J’ai participé dernièrement à une « Fête du livre » : moins de la moitié des auteurs avaient finalement répondu à l’invitation, quant au public, il a visiblement préféré se prélasser dehors par cette belle journée ensoleillée. Mais qu’importe, que la journée soit réussie ou pas, pour moi qui n’ai rien à vendre c’est toujours une occasion de rencontrer des gens intéressants : des auteurs, illustrateurs, éditeurs, des associations et bien sûr du public. Les personnes qui viennent à ma rencontre ne sont pas toujours des clients potentiels, ce sont souvent des curieux intrigués par cette activité (et ma table où ne trône aucun livre), mais aussi parfois des personnes intéressés par mon activité et souhaitant devenir elles aussi écrivains publics.

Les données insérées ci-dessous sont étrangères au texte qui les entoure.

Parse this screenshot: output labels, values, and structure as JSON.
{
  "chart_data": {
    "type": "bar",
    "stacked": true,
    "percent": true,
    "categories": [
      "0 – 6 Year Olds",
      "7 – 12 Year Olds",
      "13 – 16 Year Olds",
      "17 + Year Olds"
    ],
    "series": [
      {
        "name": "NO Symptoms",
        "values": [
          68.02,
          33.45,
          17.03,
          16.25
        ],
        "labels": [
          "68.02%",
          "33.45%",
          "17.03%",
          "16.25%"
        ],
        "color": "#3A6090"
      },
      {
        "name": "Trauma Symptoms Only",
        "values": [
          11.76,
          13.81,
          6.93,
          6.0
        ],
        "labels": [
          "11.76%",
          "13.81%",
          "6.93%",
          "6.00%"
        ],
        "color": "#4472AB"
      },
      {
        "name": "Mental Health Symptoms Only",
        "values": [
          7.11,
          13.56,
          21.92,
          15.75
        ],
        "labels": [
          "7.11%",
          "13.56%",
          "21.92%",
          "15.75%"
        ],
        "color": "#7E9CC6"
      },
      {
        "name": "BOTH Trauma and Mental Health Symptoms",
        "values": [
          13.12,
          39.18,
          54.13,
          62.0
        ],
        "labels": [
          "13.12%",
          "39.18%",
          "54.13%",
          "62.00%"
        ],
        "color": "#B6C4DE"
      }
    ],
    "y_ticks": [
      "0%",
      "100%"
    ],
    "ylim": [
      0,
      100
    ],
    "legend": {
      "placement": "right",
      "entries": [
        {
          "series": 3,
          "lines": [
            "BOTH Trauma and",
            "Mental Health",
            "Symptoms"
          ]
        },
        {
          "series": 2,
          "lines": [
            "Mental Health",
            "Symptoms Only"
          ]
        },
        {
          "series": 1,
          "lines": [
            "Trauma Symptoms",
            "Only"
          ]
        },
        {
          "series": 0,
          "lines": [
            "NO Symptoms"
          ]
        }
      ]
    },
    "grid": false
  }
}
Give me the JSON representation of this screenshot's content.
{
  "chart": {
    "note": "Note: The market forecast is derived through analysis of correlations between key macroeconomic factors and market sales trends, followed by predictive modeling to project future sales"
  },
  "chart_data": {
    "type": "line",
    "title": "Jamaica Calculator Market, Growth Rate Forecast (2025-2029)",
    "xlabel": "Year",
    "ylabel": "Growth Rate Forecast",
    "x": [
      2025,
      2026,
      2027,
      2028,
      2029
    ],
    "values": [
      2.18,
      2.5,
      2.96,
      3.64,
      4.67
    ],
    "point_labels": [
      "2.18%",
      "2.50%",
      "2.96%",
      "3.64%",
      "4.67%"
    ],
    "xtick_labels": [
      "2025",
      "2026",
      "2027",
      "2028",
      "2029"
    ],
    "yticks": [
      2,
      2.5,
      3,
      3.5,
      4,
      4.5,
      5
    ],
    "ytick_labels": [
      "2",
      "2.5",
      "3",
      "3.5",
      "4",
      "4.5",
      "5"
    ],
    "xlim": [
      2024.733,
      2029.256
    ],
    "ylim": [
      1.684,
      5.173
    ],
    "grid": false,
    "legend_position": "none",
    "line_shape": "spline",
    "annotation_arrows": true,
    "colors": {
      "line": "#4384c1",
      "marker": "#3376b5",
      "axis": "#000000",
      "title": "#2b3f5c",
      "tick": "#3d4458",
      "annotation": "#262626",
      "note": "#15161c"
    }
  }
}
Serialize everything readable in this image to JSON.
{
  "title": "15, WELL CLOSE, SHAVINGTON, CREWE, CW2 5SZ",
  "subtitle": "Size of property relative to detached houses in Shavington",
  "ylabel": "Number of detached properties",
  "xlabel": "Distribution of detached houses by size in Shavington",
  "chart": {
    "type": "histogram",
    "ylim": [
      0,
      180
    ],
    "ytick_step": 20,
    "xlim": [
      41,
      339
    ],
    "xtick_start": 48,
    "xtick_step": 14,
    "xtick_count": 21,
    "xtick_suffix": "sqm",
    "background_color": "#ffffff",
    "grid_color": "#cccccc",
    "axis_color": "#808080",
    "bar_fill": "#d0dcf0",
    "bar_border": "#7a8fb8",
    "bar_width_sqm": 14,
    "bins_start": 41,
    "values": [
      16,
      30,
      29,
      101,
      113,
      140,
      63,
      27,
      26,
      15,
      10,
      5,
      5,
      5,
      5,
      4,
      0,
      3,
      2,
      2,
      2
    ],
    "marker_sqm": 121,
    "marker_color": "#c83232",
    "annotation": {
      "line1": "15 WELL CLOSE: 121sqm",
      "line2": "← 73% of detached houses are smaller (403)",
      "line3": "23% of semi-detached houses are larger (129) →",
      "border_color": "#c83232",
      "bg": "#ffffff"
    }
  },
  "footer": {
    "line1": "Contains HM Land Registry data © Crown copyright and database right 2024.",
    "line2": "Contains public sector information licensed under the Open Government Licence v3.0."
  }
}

N’importe, ce que je me plais à vérifier à chaque fois que je participe à ce genre de manifestation, c’est la vitalité intellectuelle qui peut animer nos campagnes. Que dans des petits coins aussi reculés que le Causse ou le Ségala, dans des petits villages de quelques dizaines d’âmes parfois, puissent se retrouver des esprits curieux, qu’on puisse s’y entretenir de la vie du livre ou de projets culturels très divers, je trouve ça très rafraîchissant et rassurant. Je parle d’ici mais partout les campagnes sont vivantes : loin des centres urbains et des lieux hautement culturels (pas toujours les mêmes d’ailleurs) il y a toute une vie intellectuelle foisonnante et trop souvent insoupçonnée. c’est notamment dans ces foires et fêtes du livre que l’on peut juger de son dynamisme et de ses multiples facettes : auteurs régionaux mais aussi auteurs de BD, presse engagée et associations diverses redynamisent les territoires en permanence. Ça fait du bien.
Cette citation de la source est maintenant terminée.